Então, voltando ao Festival de Montreux alguns anos depois, estava almoçando no restaurante do cassino com Maria Bethânia, Paulinho da Viola e Jorge Ben Jor, numa tarde de ensaios da “noite brasileira”. O restaurante ficava estrategicamente entre as salas de jogos e a entrada da sala de concerto, de modo que os artistas iam para o ensaio e depois saíam diretamente para descansar no hotel antes do show. Em um certo momento, encontrei-me sozinho na grande mesa, tomando um último copo de vinho, quando Dr. John entrou — sozinho também —, procurando uma mesa.

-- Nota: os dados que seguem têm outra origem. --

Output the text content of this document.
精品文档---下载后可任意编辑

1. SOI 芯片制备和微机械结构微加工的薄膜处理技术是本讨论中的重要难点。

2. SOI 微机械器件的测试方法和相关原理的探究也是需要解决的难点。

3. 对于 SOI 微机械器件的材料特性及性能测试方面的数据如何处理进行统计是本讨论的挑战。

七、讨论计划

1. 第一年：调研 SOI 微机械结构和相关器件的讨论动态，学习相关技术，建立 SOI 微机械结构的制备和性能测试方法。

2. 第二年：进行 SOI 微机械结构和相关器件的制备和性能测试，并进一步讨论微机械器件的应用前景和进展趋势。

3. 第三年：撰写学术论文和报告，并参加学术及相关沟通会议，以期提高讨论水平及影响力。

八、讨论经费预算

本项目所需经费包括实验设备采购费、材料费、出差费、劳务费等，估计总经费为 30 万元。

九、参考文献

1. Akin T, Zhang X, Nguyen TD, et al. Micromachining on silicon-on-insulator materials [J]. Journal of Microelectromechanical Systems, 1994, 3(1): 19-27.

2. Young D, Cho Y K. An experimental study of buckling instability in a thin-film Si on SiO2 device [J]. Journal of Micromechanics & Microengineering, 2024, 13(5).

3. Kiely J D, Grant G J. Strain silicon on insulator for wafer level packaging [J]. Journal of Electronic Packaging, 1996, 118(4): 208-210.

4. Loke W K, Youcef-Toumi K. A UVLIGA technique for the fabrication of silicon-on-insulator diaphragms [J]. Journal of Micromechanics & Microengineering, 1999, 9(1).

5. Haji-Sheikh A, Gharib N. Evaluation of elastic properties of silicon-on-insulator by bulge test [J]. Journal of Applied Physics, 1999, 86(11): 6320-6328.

Sentou-se, fez seu pedido ao garçom, e eu fiquei observando aquele importante personagem vindo direto de New Orleans, mistura de branco, negro e índio, impressionante pianista, compositor e arranjador, um dos últimos “monstros sagrados” daquela cidade. Exercia sobre mim mais um fascínio todo especial, pois Dr. John havia praticado piano na década de 1930 observando um senhor chamado James P. Johnson , ídolo da minha infância.

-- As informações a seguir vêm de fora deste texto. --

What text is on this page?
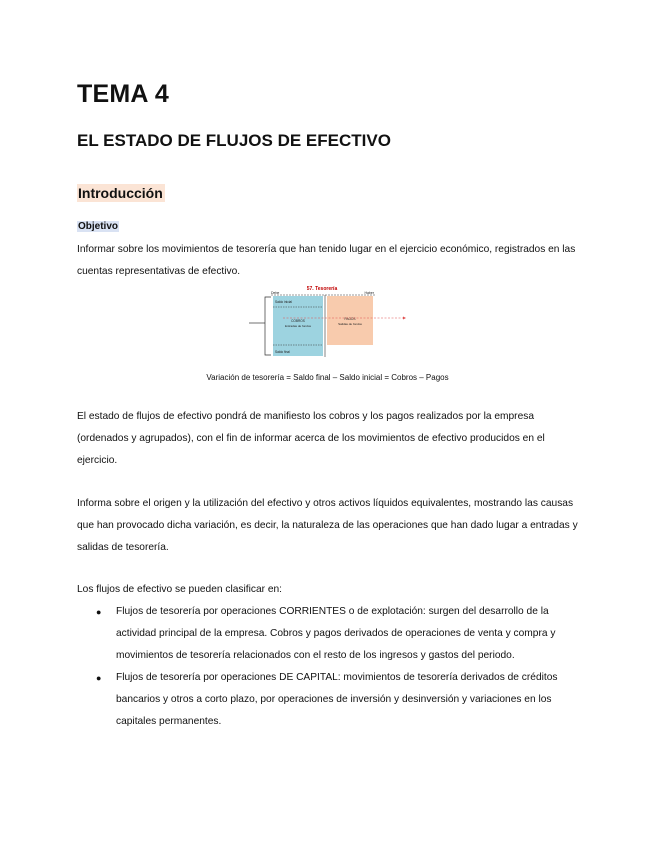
TEMA 4
EL ESTADO DE FLUJOS DE EFECTIVO
Introducción
Objetivo

Informar sobre los movimientos de tesorería que han tenido lugar en el ejercicio económico, registrados en las cuentas representativas de efectivo.

57. Tesorería
Debe	Haber
Saldo inicial
COBROS
Entradas de fondos
Saldo final
PAGOS
Salidas de fondos

Variación de tesorería = Saldo final – Saldo inicial = Cobros – Pagos

El estado de flujos de efectivo pondrá de manifiesto los cobros y los pagos realizados por la empresa (ordenados y agrupados), con el fin de informar acerca de los movimientos de efectivo producidos en el ejercicio.

Informa sobre el origen y la utilización del efectivo y otros activos líquidos equivalentes, mostrando las causas que han provocado dicha variación, es decir, la naturaleza de las operaciones que han dado lugar a entradas y salidas de tesorería.

Los flujos de efectivo se pueden clasificar en:

● Flujos de tesorería por operaciones CORRIENTES o de explotación: surgen del desarrollo de la actividad principal de la empresa. Cobros y pagos derivados de operaciones de venta y compra y movimientos de tesorería relacionados con el resto de los ingresos y gastos del periodo.
● Flujos de tesorería por operaciones DE CAPITAL: movimientos de tesorería derivados de créditos bancarios y otros a corto plazo, por operaciones de inversión y desinversión y variaciones en los capitales permanentes.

Pianista de grande talento, James P. Johnson era considerado um dos músicos que, na juventude, arquitetaram a passagem do gospel — música sacra — para o que viria a ser o jazz — música profana. Quando adolescente, eu havia comprado na França os poucos discos de 78 rpm do James P. Johnson que podiam ser encontrados, e que eu perdera nas peripécias da vida. Seus discos já não se encontravam mais à venda nem tocavam nas estações de rádio especializadas, nem na França, muito menos no Brasil ou no México. Ou seja, nunca mais eu tivera o prazer de ouvir aquele músico tão importante na formação do meu universo musical.
Bem no meio do restaurante vazio, havia um baby grand piano. Pensei que seria uma oportunidade única. Tomei coragem, levantei-me, apresentei-me ao Dr. John, contei em poucas palavras a importância do James P. Johnson na minha vida, e pedi que tocasse pelo menos alguns compassos, para matar aquela minha saudade... Dr. John levantou sua enorme carcaça e não se fez de rogado!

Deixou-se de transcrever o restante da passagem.